Está lloviendo, está lloviendo, está lloviendo,
¡ojalá siempre esté lloviendo, esté lloviendo siempre y el vendaval desenfrenado que yo soy íntegro, se asocie
a la personalidad popular del huracán!
cuando leí a de rokha me volví loco.
o me volví una vez más loco.
compré la reedición de ‘los gemidos’ de LOM que hace poquito había salido, y quedé loco.
o me volví una vez más loco.
no sé.
Puta, acabo de cachar que los blogs no estan bloqueados…
Todo lo demas si…
Cachai que esta desfigurao el teclado, si quiero poner una tilde, mira lo que sale: weçon…
Viste.
Ayayai De Rokha, una roca pos. En mi fotolog, que tengo por ahi me posteaba nada mas y nada menos que la nieta…y asi como comentario sapo, son como todos suicidas en esa familia…
Tengo un libro de poemas de bolsillo…y sus descripciones de comidas me conmueven mas que las odas del otro Pablo…
“El amor nos agarró y nos estrujó como a limones desesperados”

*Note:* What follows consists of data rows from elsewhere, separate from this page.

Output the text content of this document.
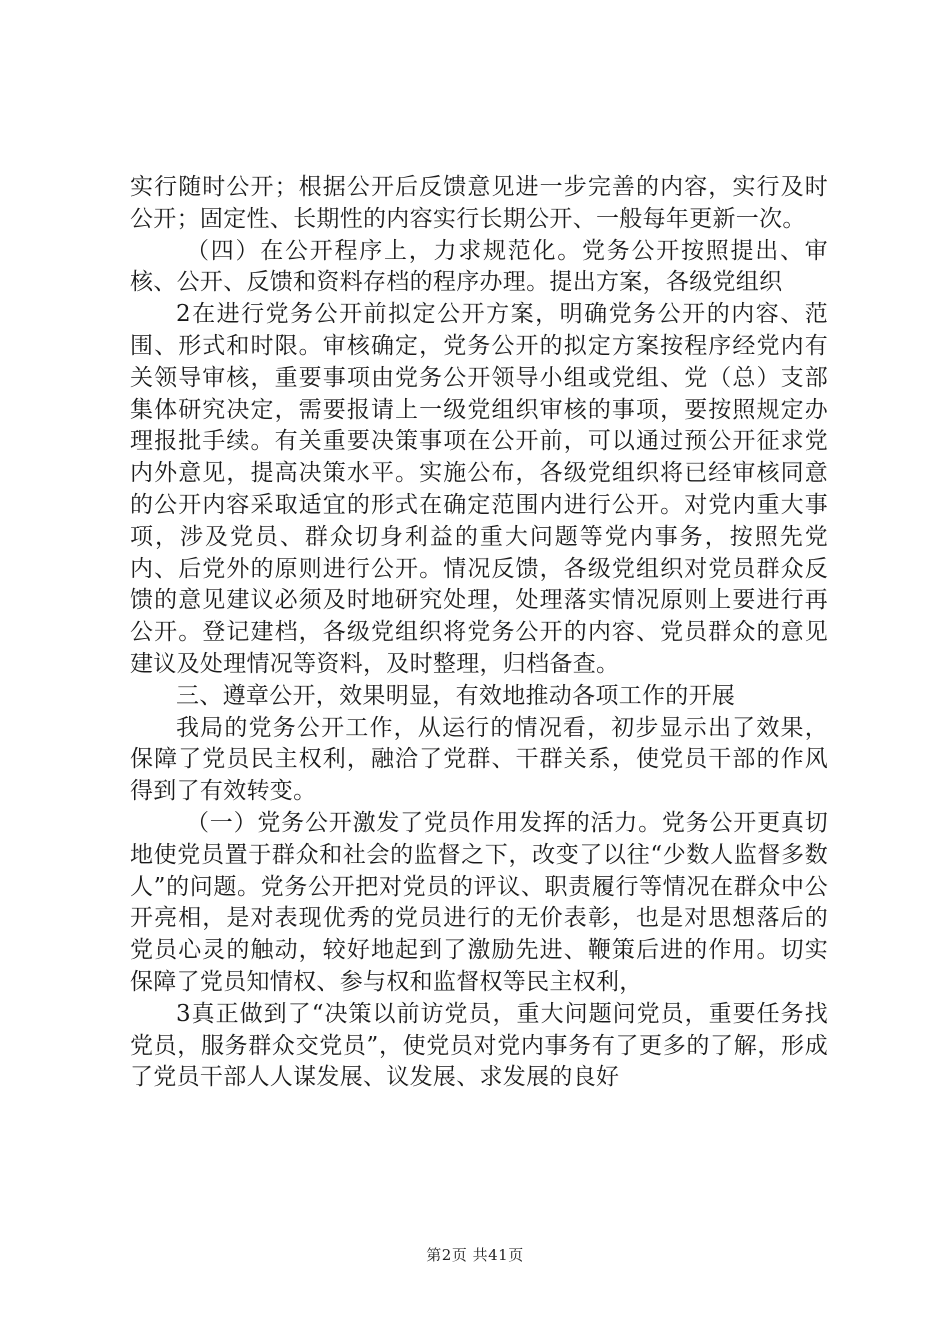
实行随时公开；根据公开后反馈意见进一步完善的内容，实行及时公开；固定性、长期性的内容实行长期公开、一般每年更新一次。

（四）在公开程序上，力求规范化。党务公开按照提出、审核、公开、反馈和资料存档的程序办理。提出方案，各级党组织

2在进行党务公开前拟定公开方案，明确党务公开的内容、范围、形式和时限。审核确定，党务公开的拟定方案按程序经党内有关领导审核，重要事项由党务公开领导小组或党组、党（总）支部集体研究决定，需要报请上一级党组织审核的事项，要按照规定办理报批手续。有关重要决策事项在公开前，可以通过预公开征求党内外意见，提高决策水平。实施公布，各级党组织将已经审核同意的公开内容采取适宜的形式在确定范围内进行公开。对党内重大事项，涉及党员、群众切身利益的重大问题等党内事务，按照先党内、后党外的原则进行公开。情况反馈，各级党组织对党员群众反馈的意见建议必须及时地研究处理，处理落实情况原则上要进行再公开。登记建档，各级党组织将党务公开的内容、党员群众的意见建议及处理情况等资料，及时整理，归档备查。

三、遵章公开，效果明显，有效地推动各项工作的开展

我局的党务公开工作，从运行的情况看，初步显示出了效果，保障了党员民主权利，融洽了党群、干群关系，使党员干部的作风得到了有效转变。

（一）党务公开激发了党员作用发挥的活力。党务公开更真切地使党员置于群众和社会的监督之下，改变了以往“少数人监督多数人”的问题。党务公开把对党员的评议、职责履行等情况在群众中公开亮相，是对表现优秀的党员进行的无价表彰，也是对思想落后的党员心灵的触动，较好地起到了激励先进、鞭策后进的作用。切实保障了党员知情权、参与权和监督权等民主权利，

3真正做到了“决策以前访党员，重大问题问党员，重要任务找党员，服务群众交党员”，使党员对党内事务有了更多的了解，形成了党员干部人人谋发展、议发展、求发展的良好

第2页 共41页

Cachai, preciso y conciso, yo no tengo esa capacidad.
rodri
a mi me esta pegando fuerte la guea, como si fuera una droga, mas que nunca ando comiendo letras gueon, quiero imprimir e imprimir hasta que se aprendan mi cara en el centro de impresion, es lo que esta a mi alcance, teniai mi edad cuando te volviste loco?, ya estamos muy razonables pa eso, voy por loes gemidos de rokha, no se como porque tiene como mil paginas, pero de algún modo
eufi
cada vez que llueve gritamos esa parte final de está lloviendo esta lloviendo. puta los gueones pencas no pueden bloquear los pagines y los mesenyer pos.
quién más escribe de esa familia, todos se pusieron de rokha? y que tal si uno se cambia el apellido ha?, ya no está de moda parece. ademas no sabria inventar una guea que sonara tan buena. rodrigo lapicito, rodrigo peito, no se, hay nombres terrible de duros, como kundera, milan kundera, llega a asustar pos, pero en realidad es mas penca el gueon, cita a nietzsche y después se va por las ramas, es como un miller pasado por agua… ese libro de bolsillo es ese rojo que vale luca y que hay de todos los escritores cierto?, si, si lo he visto, “El amor nos agarró y nos estrujó como a limones desesperados”, de ahi uno puede partir y modificar un poquito pos y nadie se da cuenta, sobre todo si uno se hace de varias influencias poeticas y no poeticas… o sea, sin querer a uno le pasa eso… lo malo es usar muchas metaforas, muchos “comos”, y, eso, eso, ando asi sabis, asi, de corrido, ojala hablemos pronto, ahiteves.